Perhaps I should explain. The hemoglobin molecule consists of a protein group, called a globin, with four heme groups riding shotgun on it. It collects oxygen in the lungs, exchanges this oxygen with carbon dioxide in the tissues, and then dumps carbon dioxide into the lungs to be exhaled.
A very clever, very complicated molecule.
Unfortunately, hemoglobin by itself is deadly poisonous. If you injected naked hemoglobin into a human being, it would probably be fatal. The hemoglobin needs to be enclosed in something. Normally, this would be a red blood cell.
We therefore had to design something that would seal up the hemoglobin, make it safe. A microscopic sack, if you will. But something that would “breathe,” that would allow oxygen and carbon dioxide to pass through.
Our solution was to create these little “sacks” out of pieces of membrane from ruptured cells. I used a special enzyme called lyase.
Then came the final problem: to purify the hemoglobin. This may sound like the simplest problem of all.
It was not.
We grew the bacteria in huge vats. As the amount of hemoglobin produced by the bacteria built up, it poisoned the vat. Everything died.
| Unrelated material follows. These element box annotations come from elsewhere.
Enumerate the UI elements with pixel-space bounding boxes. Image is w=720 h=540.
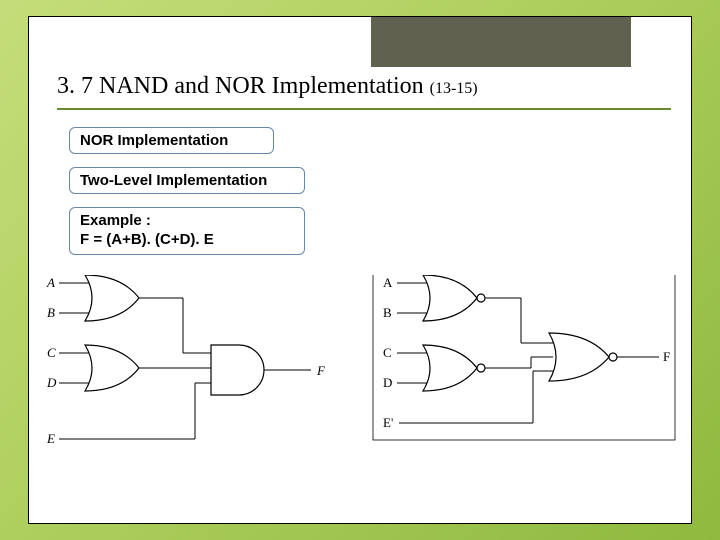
- left-input-A: A: [46, 275, 55, 290]
- bubble-nor1: [477, 294, 485, 302]
- right-input-B: B: [383, 305, 392, 320]
- circuit-diagrams: A B C D E: [43, 275, 679, 490]
- header-accent-block: [371, 17, 631, 67]
- left-input-E: E: [46, 431, 55, 446]
- box-example: Example : F = (A+B). (C+D). E: [69, 207, 305, 255]
- left-input-C: C: [47, 345, 56, 360]
- title-text: 3. 7 NAND and NOR Implementation: [57, 73, 430, 99]
- box-nor-implementation: NOR Implementation: [69, 127, 274, 154]
- right-input-D: D: [383, 375, 392, 390]
- slide-frame: 3. 7 NAND and NOR Implementation (13-15)…: [28, 16, 692, 524]
- circuit-svg: A B C D E: [43, 275, 679, 490]
- box-two-level-implementation: Two-Level Implementation: [69, 167, 305, 194]
- example-label: Example :: [80, 212, 294, 231]
- right-input-A: A: [383, 275, 393, 290]
- left-circuit: A B C D E: [46, 275, 326, 446]
- bubble-nor2: [477, 364, 485, 372]
- title-page-range: (13-15): [430, 80, 478, 97]
- right-output-F: F: [663, 349, 670, 364]
- left-input-B: B: [47, 305, 55, 320]
- or-gate-2: [85, 345, 139, 391]
- and-gate-left: [211, 345, 264, 395]
- left-output-F: F: [316, 363, 326, 378]
- or-gate-1: [85, 275, 139, 321]
- title-bar: 3. 7 NAND and NOR Implementation (13-15): [57, 73, 671, 110]
- right-input-E: E': [383, 415, 393, 430]
- right-circuit: A B C D E': [373, 275, 675, 440]
- right-input-C: C: [383, 345, 392, 360]
- left-input-D: D: [46, 375, 57, 390]
- bubble-nor-out: [609, 353, 617, 361]
- example-equation: F = (A+B). (C+D). E: [80, 231, 294, 250]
We were left with a soup of crap: molecules of hemoglobin mixed with dead and dying bacteria; bits of DNA and RNA; chromosomal fragments; rogue bacteria.
The trick was to purify this soup—to separate the healthy hemoglobin from all the junk—so that we would end up with pure human hemoglobin and nothing else. And it had to be extremely pure. Getting a blood transfusion is not like taking a tiny pill. Many pints of this substance might go inside a human being. Even the slightest impurities, multiplied by those quantities, could cause unpredictable side effects.
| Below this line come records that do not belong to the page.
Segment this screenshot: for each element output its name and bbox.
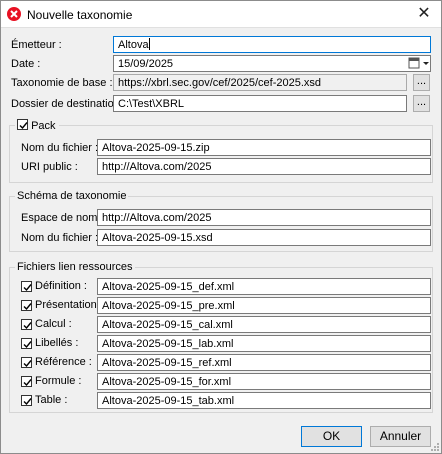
check-icon: [23, 303, 32, 311]
dossier-input[interactable]: C:\Test\XBRL: [113, 95, 407, 112]
pack-label: Pack: [31, 120, 56, 132]
linkbase-label: Référence :: [35, 356, 92, 368]
linkbase-filename-input[interactable]: Altova-2025-09-15_def.xml: [97, 278, 431, 295]
linkbase-filename-input[interactable]: Altova-2025-09-15_tab.xml: [97, 392, 431, 409]
cancel-button[interactable]: Annuler: [370, 426, 431, 447]
linkbase-label: Définition :: [35, 280, 87, 292]
dialog-window: Nouvelle taxonomie ✕ Émetteur : Altova D…: [0, 0, 442, 454]
uri-public-label: URI public :: [21, 161, 78, 173]
pack-checkbox[interactable]: [17, 119, 28, 130]
linkbase-label: Table :: [35, 394, 68, 406]
linkbase-checkbox[interactable]: [21, 357, 32, 368]
emetteur-input[interactable]: Altova: [113, 36, 431, 53]
ok-button[interactable]: OK: [301, 426, 362, 447]
linkbase-filename-input[interactable]: Altova-2025-09-15_for.xml: [97, 373, 431, 390]
altova-app-icon: [7, 7, 21, 21]
calendar-dropdown-icon[interactable]: [406, 55, 432, 72]
linkbase-checkbox[interactable]: [21, 395, 32, 406]
espace-noms-label: Espace de noms :: [21, 212, 110, 224]
browse-dossier-button[interactable]: ...: [413, 95, 430, 112]
schema-nom-fichier-label: Nom du fichier :: [21, 232, 99, 244]
linkbase-filename-input[interactable]: Altova-2025-09-15_ref.xml: [97, 354, 431, 371]
pack-nom-fichier-label: Nom du fichier :: [21, 142, 99, 154]
linkbase-checkbox[interactable]: [21, 300, 32, 311]
linkbase-label: Présentation :: [35, 299, 103, 311]
check-icon: [23, 398, 32, 406]
title-bar: Nouvelle taxonomie ✕: [1, 1, 441, 28]
linkbase-checkbox[interactable]: [21, 338, 32, 349]
linkbase-label: Formule :: [35, 375, 82, 387]
pack-group-header: Pack: [15, 119, 59, 132]
check-icon: [19, 122, 28, 130]
check-icon: [23, 341, 32, 349]
linkbase-checkbox[interactable]: [21, 319, 32, 330]
linkbase-filename-input[interactable]: Altova-2025-09-15_pre.xml: [97, 297, 431, 314]
linkbase-filename-input[interactable]: Altova-2025-09-15_lab.xml: [97, 335, 431, 352]
check-icon: [23, 322, 32, 330]
uri-public-input[interactable]: http://Altova.com/2025: [97, 158, 431, 175]
date-picker[interactable]: 15/09/2025: [113, 55, 431, 72]
browse-taxonomie-button[interactable]: ...: [413, 74, 430, 91]
espace-noms-input[interactable]: http://Altova.com/2025: [97, 209, 431, 226]
linkbase-label: Calcul :: [35, 318, 72, 330]
schema-nom-fichier-input[interactable]: Altova-2025-09-15.xsd: [97, 229, 431, 246]
check-icon: [23, 360, 32, 368]
check-icon: [23, 379, 32, 387]
resize-grip-icon[interactable]: [430, 442, 440, 452]
linkbase-filename-input[interactable]: Altova-2025-09-15_cal.xml: [97, 316, 431, 333]
check-icon: [23, 284, 32, 292]
date-label: Date :: [11, 58, 41, 70]
taxonomie-base-field: https://xbrl.sec.gov/cef/2025/cef-2025.x…: [113, 74, 407, 91]
schema-group-title: Schéma de taxonomie: [15, 190, 129, 202]
linkbase-checkbox[interactable]: [21, 376, 32, 387]
pack-nom-fichier-input[interactable]: Altova-2025-09-15.zip: [97, 139, 431, 156]
taxonomie-base-label: Taxonomie de base :: [11, 77, 113, 89]
emetteur-label: Émetteur :: [11, 39, 62, 51]
linkbase-checkbox[interactable]: [21, 281, 32, 292]
close-icon[interactable]: ✕: [407, 1, 441, 27]
linkbase-label: Libellés :: [35, 337, 79, 349]
dossier-label: Dossier de destination :: [11, 98, 126, 110]
window-title: Nouvelle taxonomie: [27, 8, 133, 22]
linkbases-group-title: Fichiers lien ressources: [15, 261, 135, 273]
It was around this time that we got word of what was going on back in Boston. The marketing people were already studying—in great secrecy—how to market our genetically engineered blood. They assembled focus groups of ordinary citizens. They discovered that most people are terrified of getting a blood transfusion because they fear contamination: from hepatitis, from AIDS, from other diseases. People wanted to be reassured that the blood they were receiving was pure and safe.
So our unfinished product was dubbed PurBlood . And the decree came down from corporate headquarters: henceforth, in all papers, journals, notes, and conversations, the product would be called PurBlood. Anyone calling it by its trade name, Hemocyl, would be disciplined. In particular, the marketing decree stated, any use of the word “genetic engineering” or “artificial” was verboten . The public did not like the idea of genetically engineered anything . They didn’t like genetically engineered tomatoes, they didn’t like genetically engineered milk, and they really hated the phrase “genetically engineered artificial human blood.” I guess I can’t blame them, really. The thought of having such a substance pumped into something as inviolate as one’s own veins has to be disturbing to a layman.